Varsity Lacrosse goalie Patrick Koeppen ’23

The clock hits zero in the final game of the year. The season has ended and they will never see the field again. Many seniors will go on to college after their senior season and never play their sport again.

According to the National Collegiate Athletic Association, almost 8 million senior students currently participate in high school sports, but only 480,000 students participate at the collegiate level. This means that less than one percent of students will play in college sports. Not to mention, about 23 percent of kids will never see playing time in college.

It’s not just the dream of playing in college that makes it hard to leave the sport, but also the friends you make in the process. It’s hard knowing that you might never talk to them again after the season. In order to understand how hard it is on seniors, Athletic Director Brandon Wheeler shared some heartfelt moments.

“The end of the season always ends in tears, even if you win the whole thing,” Wheeler said. “You tear up because it’s over, but it’s the sense of finality and the sense that their competing days are over.”

When a season ends, it’s the last time a senior will be able to play with their teammates. That’s the harsh reality that varsity lacrosse goalie Patrick Koeppen ’23 will face in a few short weeks.

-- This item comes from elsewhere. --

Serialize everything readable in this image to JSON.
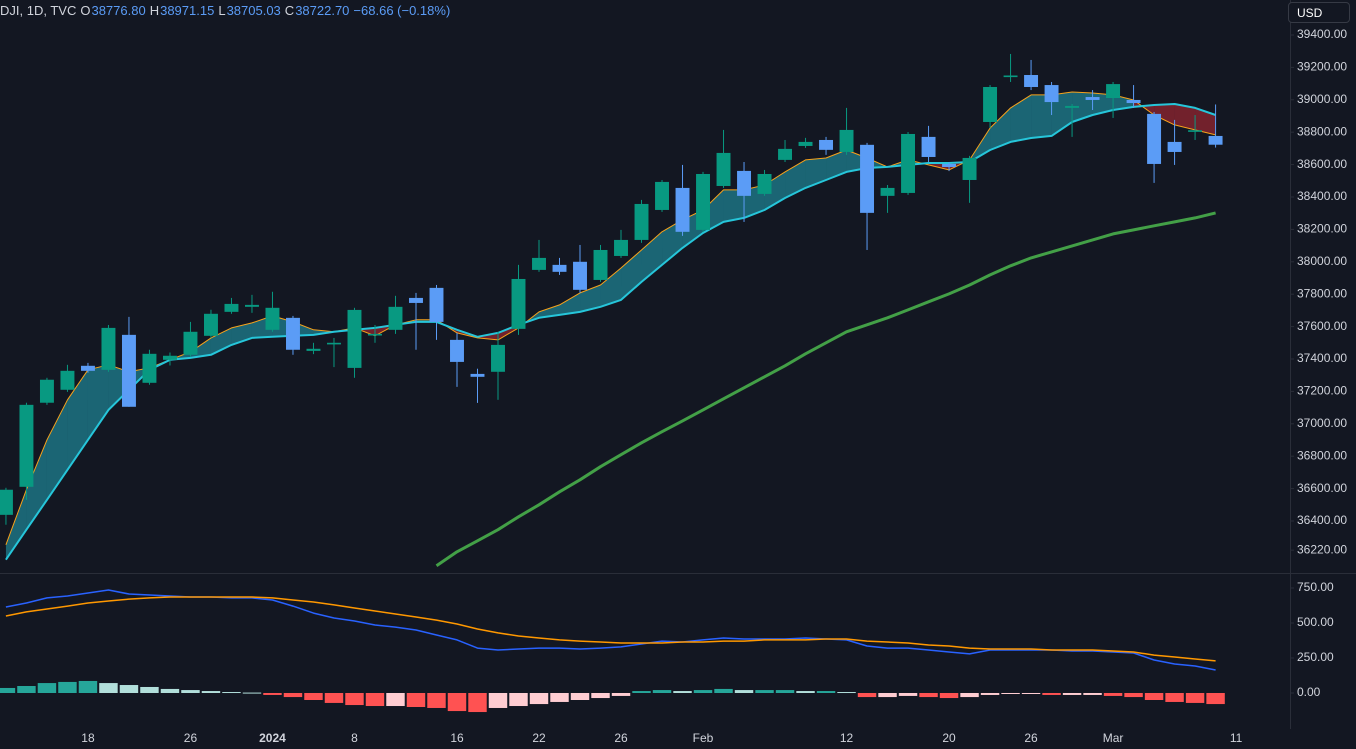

“It’s been a lot of pressure to do good and win the games you’re supposed to,” Koeppen said. “You only have a couple of games left, and I know it’s ending, so it really pushes me and my teammates to win.”

Leaving your spring sport, and going off to college has been going on for a long time. The throwing coach for the track team, Steven Weidman, said that continuing to run track in college was a necessity.

“Scholarships were a big deal for me when going to college, I decided to go to college for Track but without the scholarship money I wouldn’t be able to,” Weidman said. “20 percent of throwers I’ve coached go onto the collegiate level, that’s not saying they started in college. Of the kids that got into college, I would say five percent start in college that I’ve coached.”